We recently launched a global research study, “Divides and Dividends: Leadership Actions for a More Sustainable Future,” revealing what a cross-section of the global workforce thinks about their organization’s sustainability efforts and business leaders’ ability to advance the agenda.
To continue the conversation, we hosted an #RRAChat exclusively on Twitter, where we facilitated a discussion for industry thought leaders, as well as our own experts. Here are some of the highlights:
Leaders who understand that stakeholders—employees, customers, shareholders, regulators and communities at large—increasingly expect them to help solve the world’s challenges will be better positioned for growth and more competitive. Employees want to work for companies with a clear purpose—they look for leaders who not only take a stand, but match what they say they will do with meaningful, measurable and consistent actions.
Purpose is the new profit. It’s imperative that organizations have a purpose beyond the balance sheet, one that contributes a positive impact in the world. Purpose-driven companies make more money, have more engaged employees & more loyal customers.
Purpose is a big reason people join, stay or leave an organization. Purpose comes from something that is bigger than your individual self. A consistent purpose is needed across professional and personal life.
A clear purpose - even better, a clear servant purpose that formalizes how your company serves others - sets a common, meaningful path. It helps ensure activities support that purpose daily.
Advancing sustainability in business is more than a matter of policy or process. It is a matter of leadership. There is now an urgent need for sustainable leaders—those who have the vision and skill to pivot their organizations to deliver lasting value for all stakeholders, not just stockholders.
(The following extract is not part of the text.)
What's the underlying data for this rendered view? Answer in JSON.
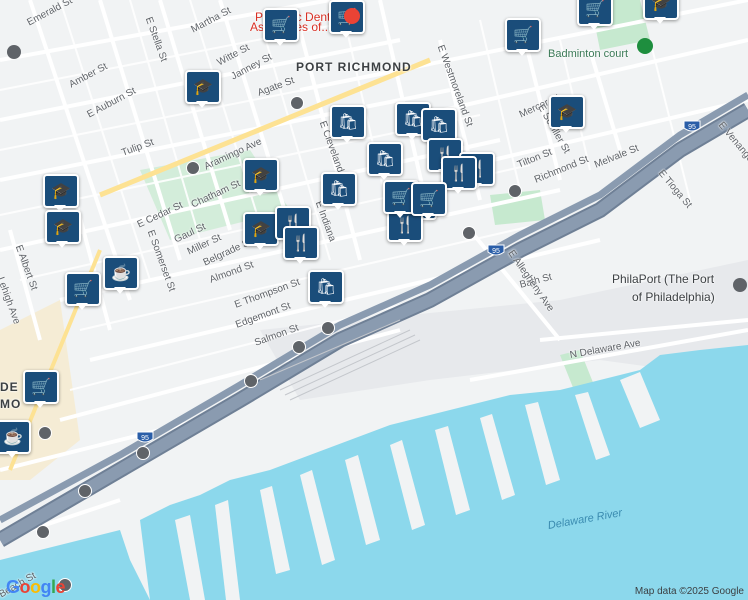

In our study, the greatest barriers to embedding sustainability across business strategy are slow-changing company culture and organizational complexity, followed by a lack of drive from senior leadership and a lack of organizational investment.
Sustainability – like diversity, equality, gender equity, inclusion, social responsibility, equal access to technology, and many other critical issues – MUST be driven from the top down. Or those issues will never get the attention they require – and deserve.
Culture is shaped by habitual behaviors - habits die hard - culture is often the bottleneck dragging down change & innovation.
Companies lacking a stated and credible commitment to sustainability will lose market share, talent, and brand identity to their competitors. Revenues will fall, expenses will rise, productivity will drop, regulatory pressure increase, and shareholders will revolt.
Leaders should not treat sustainability as a matter of brand and reputation management or as an addendum to their core business—for instance, by simply launching a small line of sustainable products or services. Sustainability must be a critical strand of business strategy, motivating the transformation of operations and business models, and ensuring all opportunities are evaluated through a sustainability lens.
Achieving this kind of transformation—a shift towards value creation—is not for the faint-hearted. It requires leadership grit. Leaders and those around them need to be able to see and understand the complex web of cause and effect across market, social, environmental and regulatory variables. They also must be prepared to spearhead true long-termism: the willingness to make disruptive investments and the courage and resilience to stay the course in the face of setbacks and pressure from short-term oriented stakeholders.
54% of C-suite leaders who say value creation is the driving force of sustainability strategy expect to make excellent progress in the next 5 years, compared to 36% of those who say brand management (PR) is the driving force behind sustainability efforts.
Technology can help. Harnessing a vibrant ecosystem of partners outside the company’s traditional boundaries, building data-rich technology platforms that support growth and innovation & accelerating learning to fuel the talent engine they’ll need to succeed.
Macro level - need political alignment to drive policies, influence sustainable practices of business world. At "me" level - every one of us needs to see it as a priority and make corresponding decisions in how we consume, which companies we invest in, where we work.
Culture is key to making change. Create a culture of transparency and openness to new ideas. Companies can say we are open but need to demonstrate quickly through action.
Next-generation leaders have emerged as the engine room of sustainability action. These future executives are well positioned to carry the sustainability mantle, overcome barriers, change culture and devise better products and services for their customers and consumers. Whether motivated by personal passions and core values, or delegated responsibilities from their C-suite line managers, these up-and-comers are driving sustainability initiatives into the fabric of the organization. Moreover, in many organizations next-generation leaders are the “connective tissue” between C-suite and employees; they can play an essential role in bridging the divides that may exist by closing communication and perception gaps.
Next-gen leaders can drive outcomes because they no longer buy in to the idea that we shouldn’t make our top leaders uncomfortable. And they put their money and loyalty behind that commitment, be it environment, social or governance.
The next-generation leaders are the ones putting the sustainability initiatives into practice. Our research shows that 40% of next-generation leaders have led two or more sustainability projects at their firm.
New leaders have new perspectives, and new energy to drive change. They aren't instilled with a "how we have always done things" mentality and are often willing and eager to push change, especially related to diversity, inclusion and ESG.
The pandemic has demonstrated the difference leadership makes in setting a path. The contrails from leadership don’t evaporate quickly. It is critical that the next generation of leaders think sustainability and inclusion.